February 22, 2015, 9:00 p.m. (EST), HBO
Something that gets lost among all the politicization and rhetoric that drowns any discussion of abortion is what a deeply personal experience abortion actually is, for the woman involved, and sometimes for all of the people around her. Girls has gone in many different directions when it has brought up abortion, but those directions are always considered from a character perspective, the reactions always stemming from who the woman is and the circumstances that lead to her situation. That “Close-up” has a sad and somewhat bittersweet tone over its abortion storyline stems from how Adam and Mimi-Rose react to the situation, from what each of them is feeling in the moment, and from what they learn about themselves, and each other, by going through this experience.
Mimi-Rose realized she was pregnant, knew she needed an abortion, and got one, accompanied by her friend Sue Ellen Garth. That she mentions it to Ada at all is a sign in her mind of how much she trusts him and how close she feels to him. When Adam finds out, he flips out into the sort of rage only Adam can muster, for reasons he cannot even really articulate. It’s not that he wanted a baby, necessarily, but that he would like to have been consulted. Or maybe not even that, but that he would like to feel like he has some relevance in Mimi-Rose’s life, that she needs him in some way. Coming off his relationship with Hannah, which had as its main feature a crippling co-dependence, Adam is threatened by the deeply independent Mimi-Rose, and his insecurities start to flare up. This plotline comes to a fairly lovely conclusion for the two, basically amounting to the idea that there is a difference between being wanted and being needed, and that maybe the former can be relationship-sustaining in its own way, but its hard not to be bothered by some things about it.
To begin with, it isn’t necessarily clear why Girls decided Adam needed to learn this lesson at this time. It’s the sort of lesson any of the main players could use a better understanding of, but Adam, freshly unburdened of his commitment to Hannah, is at a weird place in his arc for his insecurities about someone needing him to be flaring up. Adam Driver and Gillian Jacobs are both great performers doing exemplary work here, but I was still somewhat surprised that at this point in the season, and in their relationship, a large swath of an episode that otherwise felt like filler was being given over to these two characters in this way. Similarly, Ray’s growing frustration with municipal decision-making is a generally fine story that I am reasonably interested in watching play out, but I often find it odd that we spend time with Ray holding a model while we have basically no idea, what, say, Jessa is up to this season.
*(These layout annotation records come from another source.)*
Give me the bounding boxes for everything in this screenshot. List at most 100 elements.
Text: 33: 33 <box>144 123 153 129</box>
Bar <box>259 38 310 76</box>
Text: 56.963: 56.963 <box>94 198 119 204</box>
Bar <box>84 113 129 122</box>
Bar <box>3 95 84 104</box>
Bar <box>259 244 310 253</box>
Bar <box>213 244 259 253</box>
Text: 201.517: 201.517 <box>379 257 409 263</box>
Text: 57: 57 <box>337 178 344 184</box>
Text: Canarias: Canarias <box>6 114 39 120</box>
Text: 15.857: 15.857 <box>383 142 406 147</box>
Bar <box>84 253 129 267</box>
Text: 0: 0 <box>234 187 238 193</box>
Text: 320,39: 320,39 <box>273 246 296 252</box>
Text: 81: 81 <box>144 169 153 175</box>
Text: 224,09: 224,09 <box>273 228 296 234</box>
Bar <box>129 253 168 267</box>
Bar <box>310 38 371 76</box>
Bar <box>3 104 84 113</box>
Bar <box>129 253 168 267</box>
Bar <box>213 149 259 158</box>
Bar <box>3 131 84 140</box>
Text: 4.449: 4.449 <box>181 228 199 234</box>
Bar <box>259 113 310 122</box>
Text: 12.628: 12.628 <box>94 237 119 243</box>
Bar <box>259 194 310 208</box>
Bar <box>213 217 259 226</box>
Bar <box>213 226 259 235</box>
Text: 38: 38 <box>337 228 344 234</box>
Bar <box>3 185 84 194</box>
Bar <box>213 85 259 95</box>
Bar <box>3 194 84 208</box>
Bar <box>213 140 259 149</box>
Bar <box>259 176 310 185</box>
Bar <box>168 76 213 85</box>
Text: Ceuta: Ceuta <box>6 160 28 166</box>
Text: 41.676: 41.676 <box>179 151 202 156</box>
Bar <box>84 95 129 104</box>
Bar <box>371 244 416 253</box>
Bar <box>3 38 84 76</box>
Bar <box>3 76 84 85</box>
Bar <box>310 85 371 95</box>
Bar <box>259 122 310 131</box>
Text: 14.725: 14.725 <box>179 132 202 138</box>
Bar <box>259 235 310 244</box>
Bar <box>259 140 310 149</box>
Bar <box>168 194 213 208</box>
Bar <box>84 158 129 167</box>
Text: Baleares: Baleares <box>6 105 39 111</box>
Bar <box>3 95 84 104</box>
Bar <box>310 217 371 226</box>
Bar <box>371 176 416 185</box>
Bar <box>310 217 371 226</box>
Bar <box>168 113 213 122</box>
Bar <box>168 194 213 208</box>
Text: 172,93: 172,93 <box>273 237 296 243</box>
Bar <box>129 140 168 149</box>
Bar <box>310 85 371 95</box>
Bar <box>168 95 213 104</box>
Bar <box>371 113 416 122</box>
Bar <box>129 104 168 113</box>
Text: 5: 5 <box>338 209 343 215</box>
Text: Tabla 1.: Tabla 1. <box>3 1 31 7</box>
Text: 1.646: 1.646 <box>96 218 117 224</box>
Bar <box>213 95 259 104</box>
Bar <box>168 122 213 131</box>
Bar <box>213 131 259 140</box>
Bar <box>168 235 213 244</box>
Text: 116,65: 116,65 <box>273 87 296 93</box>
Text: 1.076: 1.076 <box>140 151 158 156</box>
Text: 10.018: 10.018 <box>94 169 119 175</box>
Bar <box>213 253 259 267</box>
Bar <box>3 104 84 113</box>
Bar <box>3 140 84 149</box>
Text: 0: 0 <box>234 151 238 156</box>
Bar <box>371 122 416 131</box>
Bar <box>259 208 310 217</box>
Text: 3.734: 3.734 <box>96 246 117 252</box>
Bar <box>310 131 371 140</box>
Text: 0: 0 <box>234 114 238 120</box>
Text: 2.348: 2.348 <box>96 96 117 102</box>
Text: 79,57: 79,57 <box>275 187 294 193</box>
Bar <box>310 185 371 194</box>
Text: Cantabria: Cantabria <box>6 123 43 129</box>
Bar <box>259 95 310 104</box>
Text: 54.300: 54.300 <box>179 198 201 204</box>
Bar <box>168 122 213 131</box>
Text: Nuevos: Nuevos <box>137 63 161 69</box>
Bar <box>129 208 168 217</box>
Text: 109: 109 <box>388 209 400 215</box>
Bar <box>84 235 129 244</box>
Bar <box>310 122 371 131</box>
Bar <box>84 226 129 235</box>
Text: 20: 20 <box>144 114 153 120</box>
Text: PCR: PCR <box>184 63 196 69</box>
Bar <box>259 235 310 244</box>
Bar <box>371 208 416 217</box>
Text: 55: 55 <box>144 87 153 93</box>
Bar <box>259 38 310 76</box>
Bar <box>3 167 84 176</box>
This season seems interested in appearing to make bold, status-quo altering shifts, while actually doing nothing of the sort. Hannah’s time at Iowa was more of a trip than anything. We saw Jessa last week, furious at Hannah while Hannah was furious at her, yet here the two sit side by side because the plot wanted (because it certainly didn’t need) them to. All of these things can be explained away by the passage of time or by off-screen occurrences, and I don’t mind the show asking us to bear a little of that weight. My problem arrives when the show expects us to bear all of that weight, all of the time, so that it can use the characters basically however it wants to with no consequences, expecting audiences to justify random shifts in behavior for themselves.
Again, this show works well in little moments, and while Adam and Mimi-Rose’s subplot is problematic from a larger perspective, it does largely work as the sort of slice-of-life story this show tells well. I just begin to worry, usually around this point in a season of Girls, if all the slices will add up to more than the sum of their parts.
- “I’m very skeptical of people who want to ‘help others.’ There’s always some hidden agenda.”
I just begin to worry, usually around this point in a season of Girls, if all the slices will add up to more than the sum of their parts.